Reactions: Agree 2 | Informative 1


----------



## barry richardson (Feb 15, 2018)

NYWoodturner said:


> Those look fantastic Barry. Post a pic of the cups you turned if you get a chance. I always used PVC with a piece of 9 oz leather for grip. The cups sound like a better approach.

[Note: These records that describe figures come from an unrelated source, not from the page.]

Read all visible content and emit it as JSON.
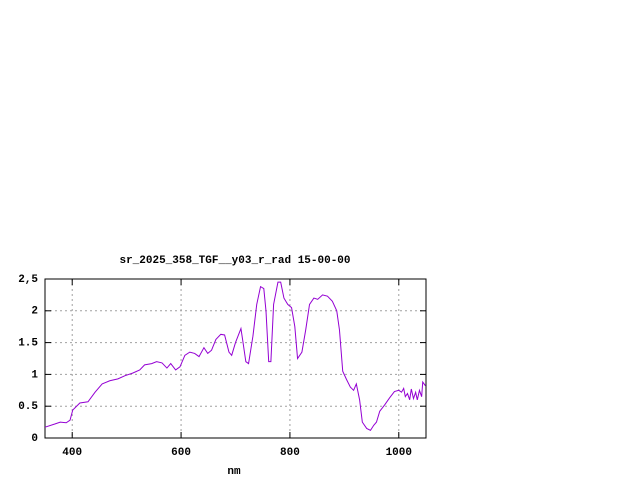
{
  "chart_data": {
    "type": "line",
    "title": "sr_2025_358_TGF__y03_r_rad 15-00-00",
    "x_label": "nm",
    "x": [
      350,
      368,
      378,
      389,
      396,
      401,
      414,
      429,
      442,
      455,
      469,
      484,
      497,
      511,
      524,
      533,
      546,
      555,
      565,
      574,
      581,
      590,
      598,
      607,
      616,
      625,
      633,
      642,
      649,
      656,
      664,
      673,
      680,
      688,
      693,
      700,
      710,
      713,
      719,
      724,
      732,
      739,
      746,
      752,
      756,
      761,
      765,
      770,
      778,
      783,
      789,
      796,
      803,
      809,
      814,
      822,
      829,
      836,
      844,
      851,
      860,
      869,
      878,
      886,
      891,
      897,
      904,
      911,
      917,
      922,
      928,
      933,
      941,
      948,
      954,
      959,
      965,
      974,
      983,
      992,
      1000,
      1005,
      1009,
      1012,
      1016,
      1020,
      1023,
      1027,
      1031,
      1034,
      1038,
      1042,
      1044,
      1049
    ],
    "series": [
      {
        "color": "#9400d3",
        "values": [
          0.17,
          0.22,
          0.25,
          0.24,
          0.28,
          0.44,
          0.55,
          0.57,
          0.72,
          0.85,
          0.9,
          0.93,
          0.98,
          1.02,
          1.07,
          1.15,
          1.17,
          1.2,
          1.18,
          1.1,
          1.17,
          1.07,
          1.12,
          1.3,
          1.35,
          1.33,
          1.28,
          1.42,
          1.33,
          1.38,
          1.55,
          1.63,
          1.62,
          1.35,
          1.3,
          1.5,
          1.72,
          1.55,
          1.2,
          1.17,
          1.6,
          2.1,
          2.38,
          2.35,
          2.0,
          1.2,
          1.2,
          2.1,
          2.45,
          2.45,
          2.2,
          2.1,
          2.05,
          1.75,
          1.25,
          1.35,
          1.7,
          2.1,
          2.2,
          2.18,
          2.25,
          2.23,
          2.15,
          2.0,
          1.7,
          1.05,
          0.92,
          0.8,
          0.75,
          0.85,
          0.6,
          0.25,
          0.15,
          0.12,
          0.2,
          0.25,
          0.42,
          0.52,
          0.63,
          0.73,
          0.75,
          0.72,
          0.78,
          0.65,
          0.7,
          0.6,
          0.77,
          0.62,
          0.72,
          0.6,
          0.75,
          0.65,
          0.88,
          0.82
        ]
      }
    ],
    "xlim": [
      350,
      1050
    ],
    "xticks": [
      400,
      600,
      800,
      1000
    ],
    "ylim": [
      0,
      2.5
    ],
    "yticks": [
      0,
      0.5,
      1,
      1.5,
      2,
      {
        "value": 2.5,
        "label": "2,5"
      }
    ],
    "grid": true
  }
}
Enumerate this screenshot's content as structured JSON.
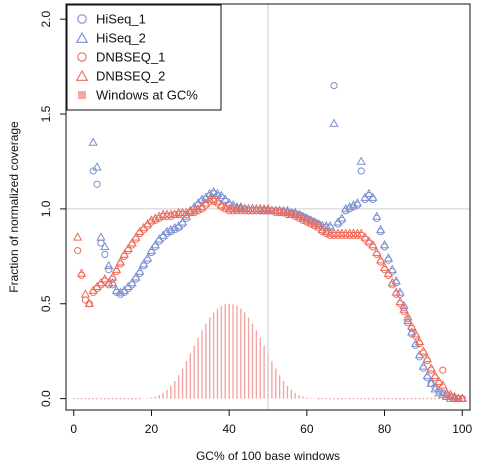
{
  "chart_data": {
    "type": "scatter",
    "xlabel": "GC% of 100 base windows",
    "ylabel": "Fraction of normalized coverage",
    "xlim": [
      -2,
      102
    ],
    "ylim": [
      -0.06,
      2.08
    ],
    "x_ticks": [
      0,
      20,
      40,
      60,
      80,
      100
    ],
    "y_ticks": [
      0.0,
      0.5,
      1.0,
      1.5,
      2.0
    ],
    "x_tick_labels": [
      "0",
      "20",
      "40",
      "60",
      "80",
      "100"
    ],
    "y_tick_labels": [
      "0.0",
      "0.5",
      "1.0",
      "1.5",
      "2.0"
    ],
    "reference_lines": {
      "x": 50,
      "y": 1.0
    },
    "legend_position": "top-left",
    "legend": [
      {
        "label": "HiSeq_1",
        "marker": "circle",
        "color": "#7b8fd0"
      },
      {
        "label": "HiSeq_2",
        "marker": "triangle",
        "color": "#7b8fd0"
      },
      {
        "label": "DNBSEQ_1",
        "marker": "circle",
        "color": "#ef6a5a"
      },
      {
        "label": "DNBSEQ_2",
        "marker": "triangle",
        "color": "#ef6a5a"
      },
      {
        "label": "Windows at GC%",
        "marker": "square",
        "color": "#f4a6a6"
      }
    ],
    "x": [
      0,
      1,
      2,
      3,
      4,
      5,
      6,
      7,
      8,
      9,
      10,
      11,
      12,
      13,
      14,
      15,
      16,
      17,
      18,
      19,
      20,
      21,
      22,
      23,
      24,
      25,
      26,
      27,
      28,
      29,
      30,
      31,
      32,
      33,
      34,
      35,
      36,
      37,
      38,
      39,
      40,
      41,
      42,
      43,
      44,
      45,
      46,
      47,
      48,
      49,
      50,
      51,
      52,
      53,
      54,
      55,
      56,
      57,
      58,
      59,
      60,
      61,
      62,
      63,
      64,
      65,
      66,
      67,
      68,
      69,
      70,
      71,
      72,
      73,
      74,
      75,
      76,
      77,
      78,
      79,
      80,
      81,
      82,
      83,
      84,
      85,
      86,
      87,
      88,
      89,
      90,
      91,
      92,
      93,
      94,
      95,
      96,
      97,
      98,
      99,
      100
    ],
    "series": [
      {
        "name": "HiSeq_1",
        "marker": "circle",
        "color": "#7b8fd0",
        "values": [
          null,
          null,
          null,
          1.64,
          null,
          1.2,
          1.13,
          0.82,
          0.76,
          0.68,
          0.6,
          0.56,
          0.55,
          0.56,
          0.58,
          0.6,
          0.63,
          0.66,
          0.7,
          0.73,
          0.77,
          0.8,
          0.83,
          0.85,
          0.87,
          0.88,
          0.89,
          0.9,
          0.92,
          0.95,
          0.98,
          1.0,
          1.02,
          1.04,
          1.05,
          1.07,
          1.08,
          1.07,
          1.06,
          1.04,
          1.02,
          1.01,
          1.0,
          1.0,
          1.0,
          0.99,
          0.99,
          0.99,
          0.99,
          0.99,
          0.99,
          0.99,
          0.99,
          0.99,
          0.98,
          0.98,
          0.98,
          0.97,
          0.97,
          0.96,
          0.95,
          0.94,
          0.93,
          0.92,
          0.9,
          0.9,
          0.9,
          1.65,
          0.92,
          0.94,
          0.99,
          1.0,
          1.01,
          1.02,
          1.2,
          1.05,
          1.07,
          1.05,
          0.95,
          0.88,
          0.8,
          0.73,
          0.67,
          0.61,
          0.55,
          0.48,
          0.4,
          0.34,
          0.28,
          0.22,
          0.16,
          0.11,
          0.08,
          0.06,
          0.04,
          0.03,
          0.02,
          0.01,
          0.0,
          0.0,
          0.0
        ]
      },
      {
        "name": "HiSeq_2",
        "marker": "triangle",
        "color": "#7b8fd0",
        "values": [
          null,
          null,
          null,
          1.97,
          null,
          1.35,
          1.22,
          0.85,
          0.8,
          0.7,
          0.61,
          0.57,
          0.56,
          0.57,
          0.59,
          0.61,
          0.64,
          0.67,
          0.71,
          0.74,
          0.78,
          0.81,
          0.84,
          0.86,
          0.88,
          0.89,
          0.9,
          0.91,
          0.93,
          0.96,
          0.99,
          1.01,
          1.03,
          1.05,
          1.06,
          1.08,
          1.09,
          1.08,
          1.07,
          1.05,
          1.03,
          1.02,
          1.01,
          1.01,
          1.0,
          1.0,
          1.0,
          1.0,
          1.0,
          0.99,
          0.99,
          0.99,
          0.99,
          0.99,
          0.99,
          0.99,
          0.98,
          0.98,
          0.97,
          0.96,
          0.95,
          0.94,
          0.93,
          0.92,
          0.91,
          0.91,
          0.91,
          1.45,
          0.93,
          0.95,
          1.0,
          1.01,
          1.02,
          1.03,
          1.25,
          1.06,
          1.08,
          1.06,
          0.96,
          0.89,
          0.81,
          0.74,
          0.68,
          0.62,
          0.56,
          0.49,
          0.41,
          0.35,
          0.29,
          0.23,
          0.17,
          0.12,
          0.08,
          0.05,
          0.03,
          0.02,
          0.01,
          0.0,
          0.0,
          0.0,
          0.0
        ]
      },
      {
        "name": "DNBSEQ_1",
        "marker": "circle",
        "color": "#ef6a5a",
        "values": [
          null,
          0.78,
          0.65,
          0.52,
          0.5,
          0.56,
          0.58,
          0.6,
          0.62,
          0.6,
          0.63,
          0.67,
          0.71,
          0.75,
          0.78,
          0.81,
          0.84,
          0.87,
          0.89,
          0.91,
          0.93,
          0.94,
          0.95,
          0.96,
          0.96,
          0.96,
          0.97,
          0.97,
          0.97,
          0.97,
          0.98,
          0.98,
          0.99,
          1.0,
          1.02,
          1.04,
          1.04,
          1.03,
          1.01,
          1.0,
          0.99,
          0.99,
          0.99,
          0.99,
          0.99,
          0.99,
          0.99,
          0.99,
          0.99,
          0.99,
          0.99,
          0.99,
          0.98,
          0.98,
          0.98,
          0.97,
          0.97,
          0.96,
          0.95,
          0.94,
          0.93,
          0.92,
          0.91,
          0.9,
          0.88,
          0.87,
          0.86,
          0.86,
          0.86,
          0.86,
          0.86,
          0.86,
          0.86,
          0.86,
          0.86,
          0.84,
          0.82,
          0.8,
          0.76,
          0.72,
          0.68,
          0.65,
          0.6,
          0.55,
          0.5,
          0.46,
          0.42,
          0.37,
          0.33,
          0.29,
          0.24,
          0.2,
          0.15,
          0.11,
          0.08,
          0.15,
          0.02,
          0.01,
          0.0,
          0.0,
          0.0
        ]
      },
      {
        "name": "DNBSEQ_2",
        "marker": "triangle",
        "color": "#ef6a5a",
        "values": [
          null,
          0.85,
          0.66,
          0.55,
          0.5,
          0.57,
          0.59,
          0.61,
          0.63,
          0.61,
          0.64,
          0.68,
          0.72,
          0.76,
          0.79,
          0.82,
          0.85,
          0.88,
          0.9,
          0.92,
          0.94,
          0.95,
          0.96,
          0.97,
          0.97,
          0.97,
          0.97,
          0.98,
          0.98,
          0.98,
          0.98,
          0.99,
          1.0,
          1.01,
          1.03,
          1.05,
          1.05,
          1.04,
          1.02,
          1.01,
          1.0,
          1.0,
          1.0,
          1.0,
          1.0,
          1.0,
          1.0,
          1.0,
          1.0,
          1.0,
          1.0,
          0.99,
          0.99,
          0.99,
          0.98,
          0.98,
          0.97,
          0.97,
          0.96,
          0.95,
          0.94,
          0.93,
          0.92,
          0.91,
          0.89,
          0.88,
          0.87,
          0.87,
          0.87,
          0.87,
          0.87,
          0.87,
          0.87,
          0.87,
          0.87,
          0.85,
          0.83,
          0.81,
          0.77,
          0.73,
          0.69,
          0.66,
          0.61,
          0.56,
          0.51,
          0.47,
          0.43,
          0.38,
          0.34,
          0.3,
          0.25,
          0.21,
          0.16,
          0.12,
          0.09,
          0.07,
          0.03,
          0.02,
          0.01,
          0.0,
          0.0
        ]
      },
      {
        "name": "Windows at GC%",
        "marker": "square",
        "color": "#f4a6a6",
        "values": [
          0.0,
          0.0,
          0.0,
          0.0,
          0.0,
          0.0,
          0.0,
          0.0,
          0.0,
          0.0,
          0.0,
          0.0,
          0.0,
          0.0,
          0.0,
          0.0,
          0.0,
          0.0,
          0.001,
          0.003,
          0.006,
          0.011,
          0.019,
          0.03,
          0.046,
          0.067,
          0.093,
          0.124,
          0.159,
          0.198,
          0.238,
          0.28,
          0.321,
          0.36,
          0.396,
          0.428,
          0.454,
          0.474,
          0.489,
          0.497,
          0.5,
          0.497,
          0.489,
          0.474,
          0.454,
          0.428,
          0.396,
          0.36,
          0.321,
          0.28,
          0.238,
          0.198,
          0.159,
          0.124,
          0.093,
          0.067,
          0.046,
          0.03,
          0.019,
          0.011,
          0.006,
          0.003,
          0.001,
          0.0,
          0.0,
          0.0,
          0.0,
          0.0,
          0.0,
          0.0,
          0.0,
          0.0,
          0.0,
          0.0,
          0.0,
          0.0,
          0.0,
          0.0,
          0.0,
          0.0,
          0.0,
          0.0,
          0.0,
          0.0,
          0.0,
          0.0,
          0.0,
          0.0,
          0.0,
          0.0,
          0.0,
          0.0,
          0.0,
          0.0,
          0.0,
          0.0,
          0.0,
          0.0,
          0.0,
          0.0,
          0.0
        ]
      }
    ]
  }
}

They are just pieces of wood, trued up with a depression in the middle, Pretty much like the guy in this video does, 



 which is what I watched before I started. only difference is I don't have a threaded cup for the tailstock (didn't have a tap that size) it just fits snugly over the center. I have heard of the PVC method, and would have used that if I had some handy.....

Reactions: Like 2


----------



## barry richardson (Feb 15, 2018)

Nature Man said:


> Looked up the Carter tool, and it goes for $349.90 from Carter... Chuck


Yea, that is for the kit with training wheels lol, very pricey.... This is the kit I was referring to 

http://www.carterproducts.com/turning-tools/perfect-sphere/the-perfect-sphere-chuck-1914


----------



## DKMD (Feb 15, 2018)

Rubber Chucky has some sphere centers that are pretty handy: https://www.rubberchucky.com/store/p23/_Sphere_Chucky__Set_-_Small_or_Large.html

I’ve also used his 2” vacuum chuck to turn spheres:
https://www.rubberchucky.com/store/p36/Chucky__PVC_Coupling_Vacuum_Seals.html

Reactions: Thank You! 2


----------